Italia prima in Europa per tasso di “NEET”. Il nodo dei contratti atipici. Indagine Cesde
di Valentina Magri
Primi in Europa. Sono i giovani italiani tra i 15 e i 24 anni. Peccato che il loro primato sia tutt’altro che lusinghiero: hanno il record del tasso di NEET (Not in Employment, Education or Training), ossia i giovani che non studiano, non lavorano e non frequentano corsi di formazione, pari ormai a 1 su 5. Lo attesta l’indagine 2017 sull’occupazione e gli sviluppi sociali in Europa (Cesde), pubblicata dalla Commissione europea. Numerose sono le cause di questo problema.
Innanzitutto, un mercato del lavoro che non funziona.
Da un lato, la crescita latita e l’incertezza prospera, per cui le imprese sono restie ad assumere, come ci ha spiegato su queste colonne il professor Francesco Pastore. Servirebbe un maggiore impegno del Governo nel rilancio dei centri per l’impiego, nell’alternanza scuola lavoro e nell’apprendistato, oltre che più in generale nella promozione della crescita economica, magari in coordinamento con l’Europa.
Dall’altro, chi trova lavoro corre un maggiore rischio di precarietà: in più del 15% dei casi ha contratti atipici. Una situazione che porta facilmente a perdere il posto di lavoro e/o a scoraggiarsi sulla possibilità di trovarne uno migliore.

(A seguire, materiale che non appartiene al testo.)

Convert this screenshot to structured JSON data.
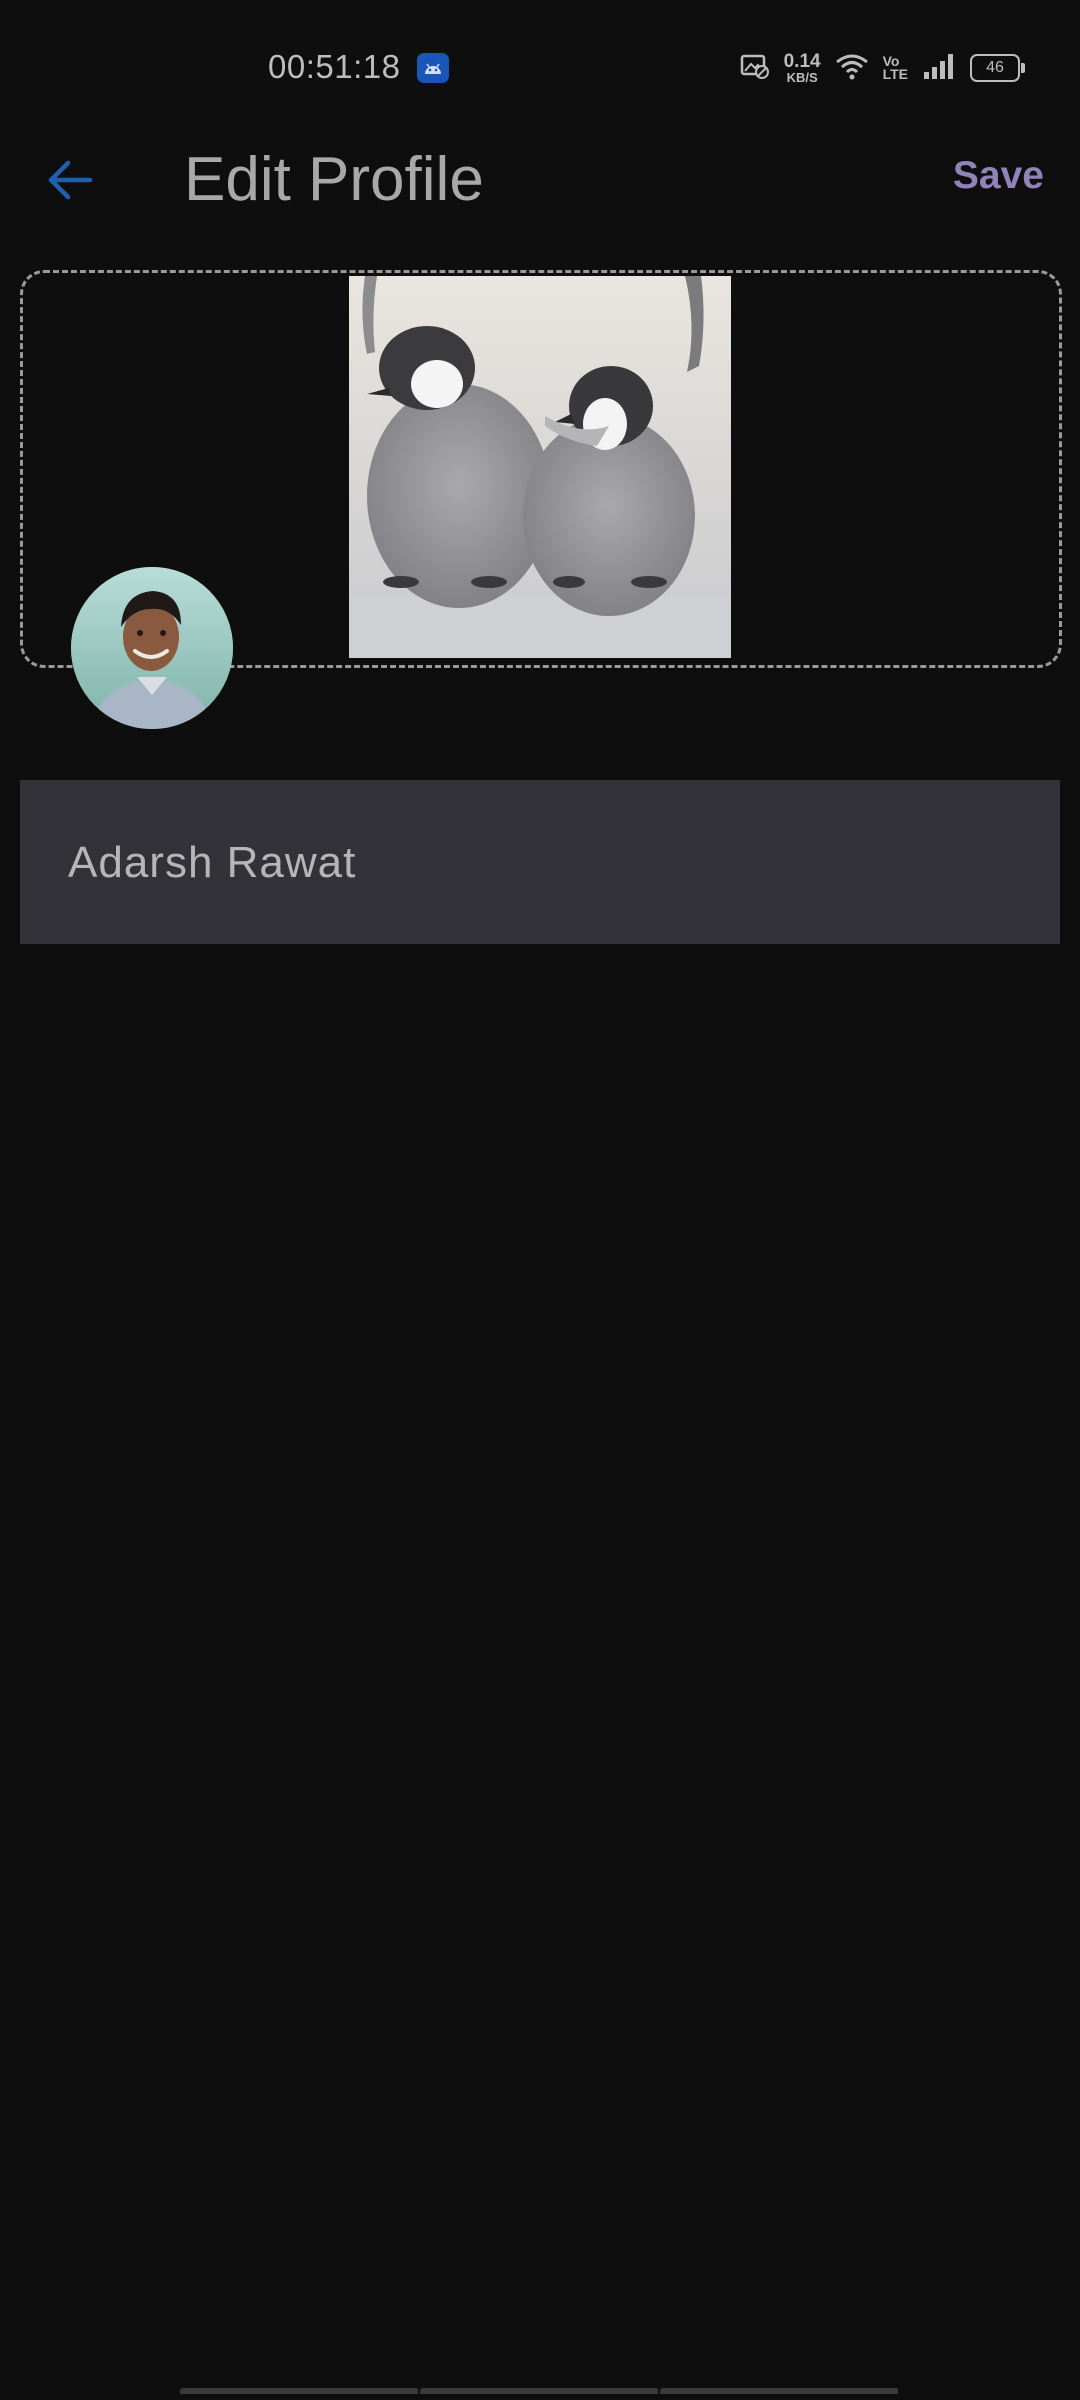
{
  "status_bar": {
    "time": "00:51:18",
    "net_speed_value": "0.14",
    "net_speed_unit": "KB/S",
    "volte_top": "Vo",
    "volte_bottom": "LTE",
    "battery_level": "46"
  },
  "app_bar": {
    "title": "Edit Profile",
    "save_label": "Save",
    "back_icon": "arrow-back-icon"
  },
  "cover": {
    "image_description": "penguin chicks photo"
  },
  "profile": {
    "name": "Adarsh Rawat"
  },
  "colors": {
    "background": "#0e0e0f",
    "accent_back": "#1f5fb0",
    "save": "#8f83b8",
    "field_bg": "#333238"
  }
}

Un’altra concausa è il sistema educativo italiano, di tipo sequenziale: prima si concludono gli studi, poi si cerca lavoro. I progetti di alternanza scuola lavoro esistono, ma non sono ancora molto diffusi. E così accade che le imprese si lamentino della mancanza di competenze dei giovani, ben formati su conoscenze teoriche e sulla cultura generale ma deficitari nelle competenze professionali. Per lo stesso motivo, sono numerosi i posti di lavoro vacanti per cui le aziende non trovano candidati adeguati. Già nel 2016 il 26% dei profili era considerato di difficile reperimento e nei prossimi tre mesi si prevede che per il 38,8% delle possibili assunzioni rimarranno vuoti, a causa della inadeguata formazione e qualificazione dei candidati (20,8%) e del ridotto numero dei candidati stessi (18%), affermato recentemente Gabriele Toccafondi, sottosegretario all’Istruzione.
Un’ulteriore testimonianza del mismatch tra competenze dei giovani e competenze ricercate dalle imprese è l’overeducation, ovvero l’eccesso di istruzione dei nostri giovani rispetto a quanto richiesto dalle aziende. Uno spreco di competenze, tempo e denaro che non possiamo più permetterci.